10. Consular services
You can call the helpline of the Federal Department of Foreign Affairs (FDFA) for consular services.
- FDFA helpline from Switzerland: 0800 247 365
- FDFA helpline from abroad: +41 800 247 365 or +41 58 465 33 33
11. Loss and theft
Your first point of contact for lost or stolen items is the local police station. You can also dial 117 for more help. Here are some helpful links and phone numbers:
- Online lost-and-found easyfind.ch
- Lost or stolen passport or identity card
- SBB Lost and Found Service
- Lost & Found Zurich Airport: +41 900 57 10 15
- Lost property office EuroAirport (info desk): 061 325 31 11
- Report lost pets: 0900 357 358
- Report found pets: 0848 357 358
- Lost payment cards: American Express (044 659 6903), Mastercard (0800 897 092), Visa (0800 894 732)
How to place an emergency call in Switzerland
When calling a Swiss emergency number, follow these steps depending on your case or emergency:
- Once you’re connected to an operator, introduce yourself by stating your full name and the phone number you’re calling from.

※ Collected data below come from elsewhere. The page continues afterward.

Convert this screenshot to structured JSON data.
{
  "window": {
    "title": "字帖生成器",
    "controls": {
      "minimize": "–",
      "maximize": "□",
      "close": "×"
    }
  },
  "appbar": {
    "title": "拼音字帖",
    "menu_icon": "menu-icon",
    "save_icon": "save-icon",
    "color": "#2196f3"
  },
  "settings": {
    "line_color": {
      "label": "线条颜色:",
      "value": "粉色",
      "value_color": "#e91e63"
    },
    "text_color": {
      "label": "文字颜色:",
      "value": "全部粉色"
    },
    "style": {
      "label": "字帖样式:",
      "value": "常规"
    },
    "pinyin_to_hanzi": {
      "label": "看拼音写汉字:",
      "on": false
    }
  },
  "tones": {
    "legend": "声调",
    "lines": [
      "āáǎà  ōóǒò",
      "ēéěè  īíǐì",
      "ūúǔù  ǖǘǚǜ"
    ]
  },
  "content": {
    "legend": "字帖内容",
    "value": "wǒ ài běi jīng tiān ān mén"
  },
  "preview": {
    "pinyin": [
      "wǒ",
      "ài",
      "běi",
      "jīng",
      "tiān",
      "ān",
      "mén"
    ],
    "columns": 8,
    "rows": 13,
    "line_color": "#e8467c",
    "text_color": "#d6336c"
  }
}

- Describe your situation as calmly and as clearly as you can. State the emergency, report your location or the location where help is required, and describe the ongoing situation or the emergency that has occurred. What has happened? Who is involved? Is there immediate danger? Are medical services required?
- Answer the operator’s questions and follow their advice or instructions.
- Give details on how the emergency services can reach the precise location. This can include details of your address, building, door code, GPS location or markers in nature.
- In case of poisoning or intoxication, give the age and weight of the victims, what they have taken or received, and how much.
- Stay on the line with the operator until they ask you to hang up or until emergency services arrive on the scene.
What you need to know about emergency phone numbers in Switzerland
112 is the most important emergency number in Switzerland because it can quickly connect you to vital emergency responders such as medical, police and fire services. This number works not only in Switzerland, but throughout the European Union. Note that abusing the emergency response system is a punishable offense.
Switzerland has three official languages on the national level: German, French, and Italian, with Romansh as a fourth national language being only official in part. While not all helplines are available in all languages, the generic emergency number 112 (as well as other three-digit numbers) are available in the three official languages. For less urgent cases, you can reach out to local police as well as a variety of institutions and helplines. Further information and services are also available online.